Binder for everybody
Shared value? Shared vision?
- Sharing knowledge, sharing our work, sharing outputs.
- Needs to be open commons, not-for-profit
- Needs to be inclusive, not just for english-speaking high bandwidth people
- Sustainable in the long term, so people can trust it (and it is trustworthy)
What if a company (for-profit) runs it, but is free and fully open? What are the indicators you can use to see whom to trust and whom to not trust?
What does trust mean? "We try things and we do not trust them anymore"? It's a leap of faith. Nobody can guarantee much.
Technically trustworthy? Or socially trustworthy? It needs to be not a 'sole source'. There's no single point of failure, no single point of responsibility. Mobility of compute & content.
They set up their own instance of Zenodo(sp?), they trust it to run.
Institutional commitment & health of community - no human single point of failure.
Be careful when you buy into libraries, since some folks are 'big dollar people'. Not all library people are good, be careeeeffffuuullll.
Goal - Clear & bounded Cost model
Need absolute transparancy & clarity about technically what is happening, for legal reasons. Be careful about copyright law, and what not. Be very intentional and careful. Ephemeralness of it is critical. Lots of technology rises and falls based on this.
Maybe just disallow saving & downloading?
- What is the governance model? (just the grant right now)
- Difference between binder and jupyter. Binder can run jupyter and also other things. This feeds into who is part of the governence model.
Pitch is "Binder tells you in a single package, what to run, what credentials you have to run it, what needs to be pre-loaded". It's a 'protocol'. Be careful.
Binder means reproducibility. If you have all these things, you have reproducibility. Really significant concerns around Jupyter for reproducibility. You need to talk about workflow systems, and multiple systems. Maybe expect inspectability, not entirely fully reproducibility. Gotta mention it here, or you aren't going to start.
Don't let the enemy of the good be the best.
Grading of repos? A binder badge that gives you a grade? Based on a set of criteria that community decides? Like LICENSE, etc.
What is a scholarly article? What's a scholarly object?
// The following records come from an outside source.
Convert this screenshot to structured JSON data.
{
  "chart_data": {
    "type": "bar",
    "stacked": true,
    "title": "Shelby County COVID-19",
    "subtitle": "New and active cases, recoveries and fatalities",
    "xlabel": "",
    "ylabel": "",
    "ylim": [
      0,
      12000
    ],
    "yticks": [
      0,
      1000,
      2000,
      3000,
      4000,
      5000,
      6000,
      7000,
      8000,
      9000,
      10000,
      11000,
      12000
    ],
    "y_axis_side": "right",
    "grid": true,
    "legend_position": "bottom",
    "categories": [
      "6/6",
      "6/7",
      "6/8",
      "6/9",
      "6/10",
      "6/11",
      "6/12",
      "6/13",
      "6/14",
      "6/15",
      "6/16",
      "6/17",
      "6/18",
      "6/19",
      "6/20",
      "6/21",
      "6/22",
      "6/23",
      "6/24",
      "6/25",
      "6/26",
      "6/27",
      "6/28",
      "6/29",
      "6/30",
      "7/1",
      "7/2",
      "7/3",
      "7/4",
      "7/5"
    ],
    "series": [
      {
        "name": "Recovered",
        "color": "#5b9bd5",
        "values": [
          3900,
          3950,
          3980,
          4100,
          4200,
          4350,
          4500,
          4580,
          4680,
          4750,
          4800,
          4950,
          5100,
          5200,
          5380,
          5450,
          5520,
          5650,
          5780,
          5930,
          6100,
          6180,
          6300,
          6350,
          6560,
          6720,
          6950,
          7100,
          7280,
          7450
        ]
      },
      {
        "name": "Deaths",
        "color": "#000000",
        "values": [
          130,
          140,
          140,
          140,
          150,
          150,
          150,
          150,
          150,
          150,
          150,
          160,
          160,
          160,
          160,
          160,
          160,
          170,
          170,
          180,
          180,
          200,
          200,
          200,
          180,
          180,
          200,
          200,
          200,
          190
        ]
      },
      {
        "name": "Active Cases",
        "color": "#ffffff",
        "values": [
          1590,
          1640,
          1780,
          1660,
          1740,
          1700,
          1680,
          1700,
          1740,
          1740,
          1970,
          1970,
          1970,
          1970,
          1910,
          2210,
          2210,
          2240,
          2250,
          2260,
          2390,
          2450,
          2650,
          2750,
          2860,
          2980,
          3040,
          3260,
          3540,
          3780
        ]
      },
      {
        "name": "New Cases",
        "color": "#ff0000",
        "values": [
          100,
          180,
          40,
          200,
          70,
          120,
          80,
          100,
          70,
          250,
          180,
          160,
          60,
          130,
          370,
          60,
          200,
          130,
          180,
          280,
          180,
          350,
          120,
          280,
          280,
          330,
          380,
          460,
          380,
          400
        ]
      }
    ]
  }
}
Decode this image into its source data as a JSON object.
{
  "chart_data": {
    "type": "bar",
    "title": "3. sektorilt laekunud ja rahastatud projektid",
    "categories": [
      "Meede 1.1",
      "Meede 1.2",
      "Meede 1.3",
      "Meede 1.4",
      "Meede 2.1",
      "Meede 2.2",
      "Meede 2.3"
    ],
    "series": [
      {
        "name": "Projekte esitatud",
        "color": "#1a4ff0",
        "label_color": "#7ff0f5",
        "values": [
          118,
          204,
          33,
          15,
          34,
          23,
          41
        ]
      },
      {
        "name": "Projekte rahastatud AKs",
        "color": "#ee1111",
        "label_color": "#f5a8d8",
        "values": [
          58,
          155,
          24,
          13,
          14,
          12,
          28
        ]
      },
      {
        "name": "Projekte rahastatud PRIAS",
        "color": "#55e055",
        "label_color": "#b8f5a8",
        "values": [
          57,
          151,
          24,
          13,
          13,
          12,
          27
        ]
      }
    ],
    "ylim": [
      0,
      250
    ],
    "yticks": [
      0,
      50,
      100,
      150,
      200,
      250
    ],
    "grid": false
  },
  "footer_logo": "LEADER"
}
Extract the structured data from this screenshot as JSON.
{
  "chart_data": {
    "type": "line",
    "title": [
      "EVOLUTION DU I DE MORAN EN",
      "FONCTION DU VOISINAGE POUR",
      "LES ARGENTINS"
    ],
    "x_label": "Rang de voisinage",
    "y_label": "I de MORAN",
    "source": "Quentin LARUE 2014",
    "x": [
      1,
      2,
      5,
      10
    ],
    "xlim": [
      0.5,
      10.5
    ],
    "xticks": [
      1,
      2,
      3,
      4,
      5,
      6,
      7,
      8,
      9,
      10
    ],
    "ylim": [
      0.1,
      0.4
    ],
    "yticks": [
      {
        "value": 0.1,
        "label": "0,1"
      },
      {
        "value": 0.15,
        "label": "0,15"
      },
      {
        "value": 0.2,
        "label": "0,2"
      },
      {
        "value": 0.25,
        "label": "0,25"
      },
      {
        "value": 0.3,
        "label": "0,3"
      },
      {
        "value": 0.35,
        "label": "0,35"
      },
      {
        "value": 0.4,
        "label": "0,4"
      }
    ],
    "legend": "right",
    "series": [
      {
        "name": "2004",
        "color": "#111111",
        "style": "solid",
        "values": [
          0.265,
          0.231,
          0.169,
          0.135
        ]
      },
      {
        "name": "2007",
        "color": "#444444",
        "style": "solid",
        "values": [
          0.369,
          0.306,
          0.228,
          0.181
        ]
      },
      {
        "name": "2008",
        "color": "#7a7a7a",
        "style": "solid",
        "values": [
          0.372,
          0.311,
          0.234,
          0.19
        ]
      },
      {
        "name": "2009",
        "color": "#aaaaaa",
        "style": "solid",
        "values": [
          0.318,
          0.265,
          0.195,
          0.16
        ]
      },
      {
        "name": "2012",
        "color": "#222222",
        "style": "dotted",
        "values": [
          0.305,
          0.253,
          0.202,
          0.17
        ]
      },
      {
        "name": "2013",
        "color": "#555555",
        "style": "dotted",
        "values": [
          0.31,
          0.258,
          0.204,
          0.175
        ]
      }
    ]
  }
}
That needs to be a thing in the binder ecosystem.
This is a way to give us a new way forward on scholarly records that are failing us on so many levels right now. What knowledge management should be in the 21st century. It's not fixity for its own sake or status quo sake. It's fixity to the extent the version is good. You've a responsibility for making new identifiers for things.
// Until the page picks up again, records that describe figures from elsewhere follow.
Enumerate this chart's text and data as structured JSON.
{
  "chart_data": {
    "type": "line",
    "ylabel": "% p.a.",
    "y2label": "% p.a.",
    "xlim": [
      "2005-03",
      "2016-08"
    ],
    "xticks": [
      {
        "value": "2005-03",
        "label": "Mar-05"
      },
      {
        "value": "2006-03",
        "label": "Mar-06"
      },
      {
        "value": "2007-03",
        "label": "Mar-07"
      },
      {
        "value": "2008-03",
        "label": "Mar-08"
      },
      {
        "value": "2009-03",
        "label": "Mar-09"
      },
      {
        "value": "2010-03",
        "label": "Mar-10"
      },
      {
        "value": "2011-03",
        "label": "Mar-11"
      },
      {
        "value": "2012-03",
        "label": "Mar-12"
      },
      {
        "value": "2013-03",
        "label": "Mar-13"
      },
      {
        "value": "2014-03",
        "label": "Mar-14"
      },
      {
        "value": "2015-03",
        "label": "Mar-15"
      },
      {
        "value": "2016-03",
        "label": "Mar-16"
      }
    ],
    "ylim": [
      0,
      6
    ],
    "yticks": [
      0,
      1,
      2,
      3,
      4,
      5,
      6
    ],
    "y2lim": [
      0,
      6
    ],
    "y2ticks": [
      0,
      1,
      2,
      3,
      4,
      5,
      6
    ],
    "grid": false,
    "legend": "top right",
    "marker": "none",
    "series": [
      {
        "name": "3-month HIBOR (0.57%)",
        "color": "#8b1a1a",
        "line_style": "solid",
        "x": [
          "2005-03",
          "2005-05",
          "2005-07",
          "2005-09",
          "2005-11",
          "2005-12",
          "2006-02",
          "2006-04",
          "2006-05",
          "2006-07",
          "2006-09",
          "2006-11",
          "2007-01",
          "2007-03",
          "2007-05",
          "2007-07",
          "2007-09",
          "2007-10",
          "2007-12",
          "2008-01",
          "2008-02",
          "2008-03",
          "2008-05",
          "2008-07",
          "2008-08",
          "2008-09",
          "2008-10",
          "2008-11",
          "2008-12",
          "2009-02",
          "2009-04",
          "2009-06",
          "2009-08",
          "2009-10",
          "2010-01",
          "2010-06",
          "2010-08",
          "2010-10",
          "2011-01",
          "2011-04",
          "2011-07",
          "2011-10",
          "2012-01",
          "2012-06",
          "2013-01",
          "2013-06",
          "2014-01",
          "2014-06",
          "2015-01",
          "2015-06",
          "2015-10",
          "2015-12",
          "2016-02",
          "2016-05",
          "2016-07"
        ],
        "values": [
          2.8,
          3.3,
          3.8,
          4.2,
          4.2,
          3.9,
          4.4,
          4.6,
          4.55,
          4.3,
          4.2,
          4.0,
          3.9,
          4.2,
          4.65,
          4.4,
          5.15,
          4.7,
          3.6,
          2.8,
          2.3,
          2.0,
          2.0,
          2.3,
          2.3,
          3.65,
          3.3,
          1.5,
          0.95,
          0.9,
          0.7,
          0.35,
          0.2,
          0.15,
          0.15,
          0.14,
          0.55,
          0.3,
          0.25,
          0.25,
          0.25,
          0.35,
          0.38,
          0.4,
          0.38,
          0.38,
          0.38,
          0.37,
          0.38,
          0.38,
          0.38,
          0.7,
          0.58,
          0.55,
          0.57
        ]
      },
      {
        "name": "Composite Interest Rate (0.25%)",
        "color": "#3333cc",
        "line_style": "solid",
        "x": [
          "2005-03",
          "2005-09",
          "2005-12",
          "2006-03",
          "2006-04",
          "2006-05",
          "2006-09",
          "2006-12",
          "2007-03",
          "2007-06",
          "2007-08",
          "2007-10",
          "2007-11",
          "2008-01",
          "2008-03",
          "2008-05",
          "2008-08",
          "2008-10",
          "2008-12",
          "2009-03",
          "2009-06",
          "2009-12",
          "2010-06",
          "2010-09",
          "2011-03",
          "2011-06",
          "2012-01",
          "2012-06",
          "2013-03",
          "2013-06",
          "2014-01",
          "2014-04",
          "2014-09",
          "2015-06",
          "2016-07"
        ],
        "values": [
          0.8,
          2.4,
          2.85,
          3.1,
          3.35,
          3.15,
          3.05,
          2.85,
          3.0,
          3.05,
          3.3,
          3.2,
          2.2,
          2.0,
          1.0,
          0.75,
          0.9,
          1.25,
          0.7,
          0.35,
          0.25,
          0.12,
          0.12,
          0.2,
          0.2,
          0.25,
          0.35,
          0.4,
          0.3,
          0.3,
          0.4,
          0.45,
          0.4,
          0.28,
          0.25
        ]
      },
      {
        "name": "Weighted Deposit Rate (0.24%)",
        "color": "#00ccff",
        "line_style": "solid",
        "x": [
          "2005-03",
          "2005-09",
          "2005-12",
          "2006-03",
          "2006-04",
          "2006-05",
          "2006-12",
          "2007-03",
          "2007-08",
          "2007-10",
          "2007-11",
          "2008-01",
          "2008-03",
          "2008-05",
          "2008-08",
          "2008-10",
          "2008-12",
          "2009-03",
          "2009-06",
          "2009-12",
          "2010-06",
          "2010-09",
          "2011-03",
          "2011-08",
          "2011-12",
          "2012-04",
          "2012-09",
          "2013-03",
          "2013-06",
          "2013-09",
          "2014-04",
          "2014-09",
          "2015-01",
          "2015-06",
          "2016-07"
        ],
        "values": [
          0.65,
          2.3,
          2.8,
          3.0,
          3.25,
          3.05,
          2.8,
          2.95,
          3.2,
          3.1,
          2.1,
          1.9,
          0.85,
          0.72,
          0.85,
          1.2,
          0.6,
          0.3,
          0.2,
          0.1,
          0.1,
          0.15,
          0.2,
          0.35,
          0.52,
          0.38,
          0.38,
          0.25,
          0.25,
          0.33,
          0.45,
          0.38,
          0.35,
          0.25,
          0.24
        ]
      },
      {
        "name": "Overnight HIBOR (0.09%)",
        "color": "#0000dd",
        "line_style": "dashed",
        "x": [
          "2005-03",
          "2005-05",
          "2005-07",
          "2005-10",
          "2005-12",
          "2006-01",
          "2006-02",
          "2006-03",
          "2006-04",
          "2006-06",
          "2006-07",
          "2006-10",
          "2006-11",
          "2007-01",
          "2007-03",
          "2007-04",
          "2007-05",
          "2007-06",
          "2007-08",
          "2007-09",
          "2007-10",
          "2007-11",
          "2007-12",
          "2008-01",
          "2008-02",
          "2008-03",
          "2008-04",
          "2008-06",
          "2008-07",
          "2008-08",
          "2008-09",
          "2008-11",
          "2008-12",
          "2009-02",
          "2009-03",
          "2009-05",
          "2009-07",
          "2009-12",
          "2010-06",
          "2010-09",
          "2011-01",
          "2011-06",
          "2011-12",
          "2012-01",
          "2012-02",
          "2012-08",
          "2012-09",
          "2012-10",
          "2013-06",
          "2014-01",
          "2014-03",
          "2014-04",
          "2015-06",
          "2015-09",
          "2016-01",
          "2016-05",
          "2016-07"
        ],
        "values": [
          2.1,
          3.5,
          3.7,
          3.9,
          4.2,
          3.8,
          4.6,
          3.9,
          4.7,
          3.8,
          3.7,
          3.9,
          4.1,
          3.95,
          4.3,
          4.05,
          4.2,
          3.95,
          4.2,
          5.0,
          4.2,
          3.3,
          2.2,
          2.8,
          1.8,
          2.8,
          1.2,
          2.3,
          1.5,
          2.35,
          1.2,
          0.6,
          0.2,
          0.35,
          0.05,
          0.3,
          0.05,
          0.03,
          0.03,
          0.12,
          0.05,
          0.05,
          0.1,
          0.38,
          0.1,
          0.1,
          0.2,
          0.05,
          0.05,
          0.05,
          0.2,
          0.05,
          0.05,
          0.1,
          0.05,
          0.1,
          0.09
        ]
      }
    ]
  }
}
These objects need to be reviewable & annotatable. Versioned is not just enough. Uniquely identifyable.
What made you pick zenodo?
- Way it ships. It integrates into GitHub (or wherever it is actively worked on). It accepts the human workflow natively. Not 'yet another place' for you to do stuff.
- Ships with nicities that are nice (for metadata standards, for example). Better room to work with. DOI is forced march to.
- ROI was best calculation.
It is CERN based, and 'we' trust CERN. made it better to pick zenodo.
Would you begin running this at CalTech today?
- We'd have to have commitment from early adopters on campus who are willing to provide content. That's what you need first.
- Find out how many users are from each institution. For overleaf, we fonud out how many free accounts are being used and then that let us cut a deal.
- Pick datastores and try to get binders on them. Prove that this works and there are people using it for stuff. Get the compute close to a big dataset and make it happen.
- Add support for a zenodo DOI to start with binder. Work with crossref & datacite. Pull together multiple DOIs into one big blob that we can use.
- In a data repository, click a button and you launch this. Dataverse & invinio, just start with two data repository platforms. Give them launch binder buttons and see how that goes.
Groups of people to involve:
- Scholarly infrastructure folks
- Open Source Community
- Dynamic infrastructure for running this in places. Find infrastructure partners who can do this. Sciverse/Jetstream/Whatever, Center for Open Science, Zenodo. What about Microsoft / Google? (some disagreement). Maybe 'ubiquity press' (lots of good things about it). They rescue people from Evilsevier.
Governance? Whatever providers we use, have a committment to diversity & make good on it & have properly demonstrated it.
"5 people here are already using it, then we should take a more concrete look at it" rather than "here we are doing a sales call". "How many people this is going to serve". People will build thing with no plans for survival past them going out.
Everything is author focused. Everyone's bandwidth is stretched thin for what people's things are.
ACTION ITEM: Try to list how many launches are from various universities?
Carpentry should be more involved in here, in various ways. Jupyter needs to be more stable, documentation needs to be more valued in the Jupyter community. Need to be able to teach this to students with the idea that they should be able to use this for 4y.
Challenge is not developing lessons, it is sustaining them. And respect for them. Find the right funders, wrap all this up. Training is essential for these reason, it's going to a proven organization.
Try to adopt the GitHub model. Have a structured way of doing this. Log in with Orcid, want to be able to choose which of these 5 to run on.